문제

I wrote this function in C, which is meant to iterate through a string to the next non-white-space character:

char * iterate_through_whitespace(unsigned char * i){
    while(*i && *(i++) <= 32);
    return i-1;
}

It seems to work quite well, but I'm wondering if it is safe to assume that the *i will be evaluated to false in the situation that *i == '\0', and it won't iterate beyond the end of a string.
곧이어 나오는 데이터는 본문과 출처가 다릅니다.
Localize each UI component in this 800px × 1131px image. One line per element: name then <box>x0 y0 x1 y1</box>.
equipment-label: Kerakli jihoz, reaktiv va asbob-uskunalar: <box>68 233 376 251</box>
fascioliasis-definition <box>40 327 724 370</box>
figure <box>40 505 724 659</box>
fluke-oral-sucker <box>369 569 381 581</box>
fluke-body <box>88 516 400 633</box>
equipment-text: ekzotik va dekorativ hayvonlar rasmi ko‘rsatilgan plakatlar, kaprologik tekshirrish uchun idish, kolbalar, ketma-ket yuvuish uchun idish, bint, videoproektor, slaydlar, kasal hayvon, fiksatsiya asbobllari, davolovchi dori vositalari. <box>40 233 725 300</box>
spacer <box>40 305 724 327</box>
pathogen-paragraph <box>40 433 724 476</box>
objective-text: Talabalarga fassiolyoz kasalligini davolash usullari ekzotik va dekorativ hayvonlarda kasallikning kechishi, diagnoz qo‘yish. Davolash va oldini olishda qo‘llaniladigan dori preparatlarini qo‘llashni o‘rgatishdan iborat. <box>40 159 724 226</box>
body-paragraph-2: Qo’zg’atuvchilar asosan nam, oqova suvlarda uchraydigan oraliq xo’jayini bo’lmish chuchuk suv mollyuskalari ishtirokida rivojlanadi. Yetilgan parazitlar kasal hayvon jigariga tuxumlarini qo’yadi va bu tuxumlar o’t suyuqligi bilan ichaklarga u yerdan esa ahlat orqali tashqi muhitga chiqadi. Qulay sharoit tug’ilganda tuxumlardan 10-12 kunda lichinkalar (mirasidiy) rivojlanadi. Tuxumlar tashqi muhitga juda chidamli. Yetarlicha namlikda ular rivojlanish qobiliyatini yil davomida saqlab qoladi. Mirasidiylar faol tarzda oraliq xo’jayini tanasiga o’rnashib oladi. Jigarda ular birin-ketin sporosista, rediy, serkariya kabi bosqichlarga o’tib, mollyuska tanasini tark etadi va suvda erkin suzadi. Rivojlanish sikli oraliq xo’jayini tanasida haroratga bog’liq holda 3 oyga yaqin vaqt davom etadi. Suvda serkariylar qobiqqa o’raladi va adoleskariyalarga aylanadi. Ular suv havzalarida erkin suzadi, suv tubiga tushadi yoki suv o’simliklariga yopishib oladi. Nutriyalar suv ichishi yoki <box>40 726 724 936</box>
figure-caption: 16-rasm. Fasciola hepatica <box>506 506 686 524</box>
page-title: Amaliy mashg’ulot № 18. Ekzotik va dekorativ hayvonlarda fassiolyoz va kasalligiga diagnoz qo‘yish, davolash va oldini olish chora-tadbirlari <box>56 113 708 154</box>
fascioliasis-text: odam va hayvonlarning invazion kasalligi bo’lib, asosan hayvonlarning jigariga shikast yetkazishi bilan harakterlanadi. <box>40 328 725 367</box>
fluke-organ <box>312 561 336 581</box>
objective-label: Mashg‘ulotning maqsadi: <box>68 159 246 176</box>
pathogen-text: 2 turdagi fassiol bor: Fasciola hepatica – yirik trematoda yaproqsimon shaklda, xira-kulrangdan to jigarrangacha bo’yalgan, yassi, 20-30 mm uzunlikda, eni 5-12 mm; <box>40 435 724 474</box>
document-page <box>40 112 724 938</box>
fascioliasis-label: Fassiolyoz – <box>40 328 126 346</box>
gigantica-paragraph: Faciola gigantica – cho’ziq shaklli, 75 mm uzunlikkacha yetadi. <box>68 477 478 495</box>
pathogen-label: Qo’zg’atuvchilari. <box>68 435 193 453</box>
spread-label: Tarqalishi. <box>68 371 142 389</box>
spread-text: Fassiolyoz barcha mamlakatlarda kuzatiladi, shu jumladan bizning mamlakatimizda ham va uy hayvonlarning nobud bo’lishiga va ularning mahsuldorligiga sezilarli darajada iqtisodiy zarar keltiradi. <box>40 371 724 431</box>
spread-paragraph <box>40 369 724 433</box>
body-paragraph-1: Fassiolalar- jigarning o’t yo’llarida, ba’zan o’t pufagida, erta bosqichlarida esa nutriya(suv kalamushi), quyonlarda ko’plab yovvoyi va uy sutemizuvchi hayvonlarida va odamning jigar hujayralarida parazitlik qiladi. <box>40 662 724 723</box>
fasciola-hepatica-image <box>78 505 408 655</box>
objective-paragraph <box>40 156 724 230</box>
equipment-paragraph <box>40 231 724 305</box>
It works well on my computer, but I'm wondering if it will behave the same when compiled on other machines.

도움이 되었습니까?

해결책

The standard says:

A byte with all bits set to 0, called the null character, shall exist in the basic execution character set; it is used to terminate a character string.

다른 팁

Yes -- but in my opinion it's better style to be more explicit:

while (*i != '\0' && ...

But the comparison to 32 is hardly the best approach. 32 happens to be the ASCII/Unicode code for the space character, but C doesn't guarantee any particular character set -- and there are plenty of control characters with values less than 32 that aren't whitespace.

Use the isspace() function.

(And I'd never name a pointer i.)

In C, '\0' has the exact same value and type as 0. There is no reason to ever write '\0' except to uglify your code. \0 might however be useful inside double quotes to make strings with embedded null bytes.

The ASCII standard dictates that the NUL character is encoded as the byte 0. Unless you stop working with encodings that are backwards compatible with ASCII, nothing should go wrong.